Paul Ingrisano, a pirate living in Brooklyn New York, filed a trademark under "Pi Productions" for a logo which consists of this freely available version of the pi symbol π from the Wikimedia website combined with a period (full stop). The conditions of the trademark specifically state that the trademark includes a period.
The Pirate Who Stole Pi
The trademark was granted in January 2014 and Ingrisano has recently made trademark infringement claims against a massive range of pi-related designs on print-on-demand websites including Zazzle and Cafepress.
|The Wikimedia Commons pi symbol|
At first Zazzle's Content Review team responded to their very angry designers and store keepers with generic emails, suggesting they file counter notices if they felt aggrieved.
But now Zazzle's latest response is that they are acting to protect Paul Ingrisano's "intellectual property" from "confusingly similar" designs as under the Lanham Act 1946 - including designs which do not even contain the pi symbol, but just the word "pi" in their design name.
|Pi Productions' "trademark"|
There are huge implications for designers and individuals across the planet.

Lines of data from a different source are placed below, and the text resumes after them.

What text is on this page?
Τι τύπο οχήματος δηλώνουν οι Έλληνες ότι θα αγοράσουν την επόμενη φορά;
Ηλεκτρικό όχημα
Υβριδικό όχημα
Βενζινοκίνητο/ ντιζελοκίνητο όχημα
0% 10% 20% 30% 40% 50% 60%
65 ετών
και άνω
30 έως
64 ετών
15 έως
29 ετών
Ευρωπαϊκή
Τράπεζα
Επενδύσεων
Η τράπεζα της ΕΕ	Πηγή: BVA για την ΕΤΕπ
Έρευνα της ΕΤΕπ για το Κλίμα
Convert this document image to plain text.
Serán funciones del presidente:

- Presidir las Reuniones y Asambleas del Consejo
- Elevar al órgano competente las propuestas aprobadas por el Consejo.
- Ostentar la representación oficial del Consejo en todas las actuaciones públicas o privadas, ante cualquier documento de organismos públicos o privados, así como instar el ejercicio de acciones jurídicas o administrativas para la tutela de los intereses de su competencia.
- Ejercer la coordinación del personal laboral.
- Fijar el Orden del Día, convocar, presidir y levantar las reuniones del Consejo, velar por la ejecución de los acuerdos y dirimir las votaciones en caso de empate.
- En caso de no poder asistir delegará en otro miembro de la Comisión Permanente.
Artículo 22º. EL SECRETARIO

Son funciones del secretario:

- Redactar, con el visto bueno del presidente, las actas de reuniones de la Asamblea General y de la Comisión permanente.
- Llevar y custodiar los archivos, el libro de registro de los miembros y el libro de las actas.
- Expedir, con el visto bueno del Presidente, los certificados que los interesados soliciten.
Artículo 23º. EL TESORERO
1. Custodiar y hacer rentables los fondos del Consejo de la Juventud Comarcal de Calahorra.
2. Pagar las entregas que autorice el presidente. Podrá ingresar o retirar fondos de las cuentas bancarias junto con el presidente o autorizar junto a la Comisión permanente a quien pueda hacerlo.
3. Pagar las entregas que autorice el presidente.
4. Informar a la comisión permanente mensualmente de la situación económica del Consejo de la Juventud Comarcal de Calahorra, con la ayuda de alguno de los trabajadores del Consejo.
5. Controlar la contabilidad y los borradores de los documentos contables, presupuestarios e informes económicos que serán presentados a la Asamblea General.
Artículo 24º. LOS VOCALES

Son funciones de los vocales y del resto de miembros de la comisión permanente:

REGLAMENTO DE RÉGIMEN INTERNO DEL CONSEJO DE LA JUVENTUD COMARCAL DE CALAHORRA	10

If Zazzle wash their hands and accept one man's claim to own the rights to all use of an ancient greek letter and generic mathematical symbol on clothing, it sets a precedent for other websites and companies to do the same.
The story bears similarity to the Sweet Pea trademark case where a $16 million lawsuit was filed against 52 small independent retailers, claiming the phrase "sweet pea" was a trademark. The defendants won the case, highlighting how trademark law can be abused.
Obviously companies like Zazzle have to take trademark infringement claims very seriously.
But if they really did take it seriously, wouldn't they realise how spurious and fraudulent claiming a mathematical symbol is?
These frauds want to dictate what you can wear
|Paul Ingrisano's next target: "I <3"|
Currently "published for opposition"
Even if Ingrisano had any basis to his Zazzle claim, he is not actually selling any products with this logo. The only one on the entire internet is this skull picture on his Etsy account. [Edit: Despite looking pretty thoroughly, I couldn't find Pi Productions' online store. Thanks to Artnet who found it with "a quick search".]
He is not a legitimate business concerned about his property - he is a pirate out to bully and disrupt legitimate designers.
But while Ingrisano is a pirate, Zazzle are in the position of having made a monumental screw-up - and are working their hardest to justify their mistake, instead of admitting they made one.
Minimum human judgement
Print-on-demand websites are bombarded by these fraudulent claims every day, and most are rightly dismissed. But sites like Zazzle are so terrified of lawsuits, they often automate their content review process. The Cafepress upload system will not even publish any designs referencing intellectual property like Lord Of The Rings or Star Wars.
This means real human judgement is reduced to a bare minimum. And with an army of frauds like Ingrisano firing constant claims, it was a matter of time before a company made a poor judgement out of fear - even despite the clear and obvious fact you cannot trademark a generic symbol or letter.
That company is Zazzle, and instead of admitting their error, they are helping Ingrisano steal pi.
Some furious designers have already filed counter-notices, which - if not responded to within 14 days - mean Zazzle must reinstate the designs.
And some are discussing class action lawsuit to recover lost earnings. Every day these legitimate designs are offline is lost income for dozens, even hundreds, of small independent designers on Zazzle.
Angry blog posts and tweets are appearing from people who are infuriated that Zazzle would bow down to to such an obviously unjustified trademark claim.
And it doesn't just affect designers - the implications affect scientists, mathematicians, classrooms, college fraternities.
With something as generic and as popular as the pi symbol - which has its own day on 14th March - it's quite possible this issue will hit sites like Reddit and io9 and I F**king Love Science, and from there up to the mainstream news channels. If it does, Zazzle will be shown to be very stupid, and there'll be a lot more angry people on the internet.
I'm a Zazzle designer. Yes, I would like my products reinstated, and it would be nice for any lost earnings to be compensated. But mainly, I just want Zazzle to admit they messed up, big-time.
What I want from Zazzle is an apology.